The first proposed rule would restrict use of sunlamp products to individuals aged 18 and older. In addition, before their first tanning session and every 6 months thereafter, adult users aged 18 and older would have to sign a risk-acknowledgement certification that states that they have been informed of the risks to health that may result from the use of sunlamp products.
The FDA also issued a second proposed rule that would require that sunlamp manufacturers and tanning facilities take additional measures to improve the overall safety of these devices. Specifically, some of the key proposed changes would include:
- making warnings easier to read and more prominent on the device;
- requiring an emergency shut-off switch, or “panic button”;
- improving eye safety by adding requirements that would limit the amount of light allowed through protective eyewear;
- improving labeling on replacement bulbs so tanning facility operators can make sure they are using the proper replacement bulbs, reducing the risk of accidental burns; and
- prohibiting dangerous device modifications, like installing stronger bulbs, without re-certifying and re-identifying the device with the FDA.
The proposed device restriction would apply to manufacturers and tanning facility operators. There are approximately 18,000 to 19,000 indoor tanning salons and 15,000 to 20,000 other facilities, such as health clubs, spas, and other commercial establishments, that offer tanning services in the US.
The proposed rules are available online for public comment for 90 days.
The proposed restriction and updated performance standards are two of the latest steps the Department of Health and Human Services is taking to reduce the risks associated with skin cancer. In July 2014, the Office of the Surgeon General issued a Call to Action to prevent skin cancer, which included strategies for reducing indoor tanning among minors.
AAD, ASDSA Lauds FDA #BanTheTan Actions
“The American Academy of Dermatology (AAD) applauds the FDA for taking a monumental step to protect the public’s health by proposing new regulations governing indoor tanning,” says AAD President Mark G. Lebwohl, MD, professor and system chair of dermatology at Mount Sinai Hospital in New York City, in a public statement. “We encourage the FDA to finalize this proposed rule, as it would be a historic victory in our nation’s fight to eradicate skin cancer.”

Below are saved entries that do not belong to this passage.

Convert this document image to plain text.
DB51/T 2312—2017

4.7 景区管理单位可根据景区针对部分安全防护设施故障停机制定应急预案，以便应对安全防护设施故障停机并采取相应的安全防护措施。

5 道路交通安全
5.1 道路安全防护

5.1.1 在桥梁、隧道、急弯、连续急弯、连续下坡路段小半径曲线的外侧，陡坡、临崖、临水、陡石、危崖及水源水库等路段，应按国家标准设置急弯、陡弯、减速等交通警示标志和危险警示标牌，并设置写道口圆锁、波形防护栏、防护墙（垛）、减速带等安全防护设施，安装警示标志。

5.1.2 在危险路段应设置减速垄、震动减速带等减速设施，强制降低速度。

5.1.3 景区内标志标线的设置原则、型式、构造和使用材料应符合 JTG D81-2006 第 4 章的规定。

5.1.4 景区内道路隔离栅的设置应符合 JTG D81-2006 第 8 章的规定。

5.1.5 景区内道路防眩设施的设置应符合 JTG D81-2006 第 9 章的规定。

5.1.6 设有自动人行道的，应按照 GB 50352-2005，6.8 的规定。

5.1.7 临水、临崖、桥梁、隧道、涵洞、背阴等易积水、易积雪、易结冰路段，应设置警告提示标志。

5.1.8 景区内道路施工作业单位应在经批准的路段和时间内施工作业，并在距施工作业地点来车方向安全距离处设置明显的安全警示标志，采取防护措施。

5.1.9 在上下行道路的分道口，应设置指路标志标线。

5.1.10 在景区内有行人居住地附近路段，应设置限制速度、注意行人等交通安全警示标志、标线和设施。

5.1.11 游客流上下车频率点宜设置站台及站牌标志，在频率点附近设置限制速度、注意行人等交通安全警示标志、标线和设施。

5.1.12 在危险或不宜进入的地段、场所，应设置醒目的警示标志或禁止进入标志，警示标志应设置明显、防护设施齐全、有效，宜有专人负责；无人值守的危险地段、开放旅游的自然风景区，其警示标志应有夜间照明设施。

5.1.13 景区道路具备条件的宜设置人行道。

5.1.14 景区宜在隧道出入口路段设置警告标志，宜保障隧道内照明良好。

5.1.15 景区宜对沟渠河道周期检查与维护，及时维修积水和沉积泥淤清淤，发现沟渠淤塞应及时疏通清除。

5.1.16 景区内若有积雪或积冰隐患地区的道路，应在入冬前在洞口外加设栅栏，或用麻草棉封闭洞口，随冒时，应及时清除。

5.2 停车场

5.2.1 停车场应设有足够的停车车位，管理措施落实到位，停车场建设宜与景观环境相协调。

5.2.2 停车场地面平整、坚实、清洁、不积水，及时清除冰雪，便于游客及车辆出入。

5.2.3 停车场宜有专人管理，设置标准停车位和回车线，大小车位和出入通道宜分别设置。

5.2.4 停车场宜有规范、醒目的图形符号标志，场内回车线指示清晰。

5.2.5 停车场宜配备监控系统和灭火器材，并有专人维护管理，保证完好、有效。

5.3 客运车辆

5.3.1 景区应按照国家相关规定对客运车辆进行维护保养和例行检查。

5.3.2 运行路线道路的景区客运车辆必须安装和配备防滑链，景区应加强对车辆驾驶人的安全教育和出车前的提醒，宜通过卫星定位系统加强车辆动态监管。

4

So far, 42 states have already enacted tanning bed restrictions to potentially reduce skin cancer risk, he says.
The American Society for Dermatologic Surgery Association (ASDSA) is also on board with the FDA’s proposed measure.
“The American Society for Dermatologic Surgery Association will actively support the FDA’s efforts to protect young people from the hazards of indoor tanning,” says ASDSA President Naomi Lawrence, M.D., in a news release. “Prohibiting access to indoor tanning for minors will make a significant difference in reducing their risk of developing skin cancer.”Lawrence is a dermatologist in Camden, NJ.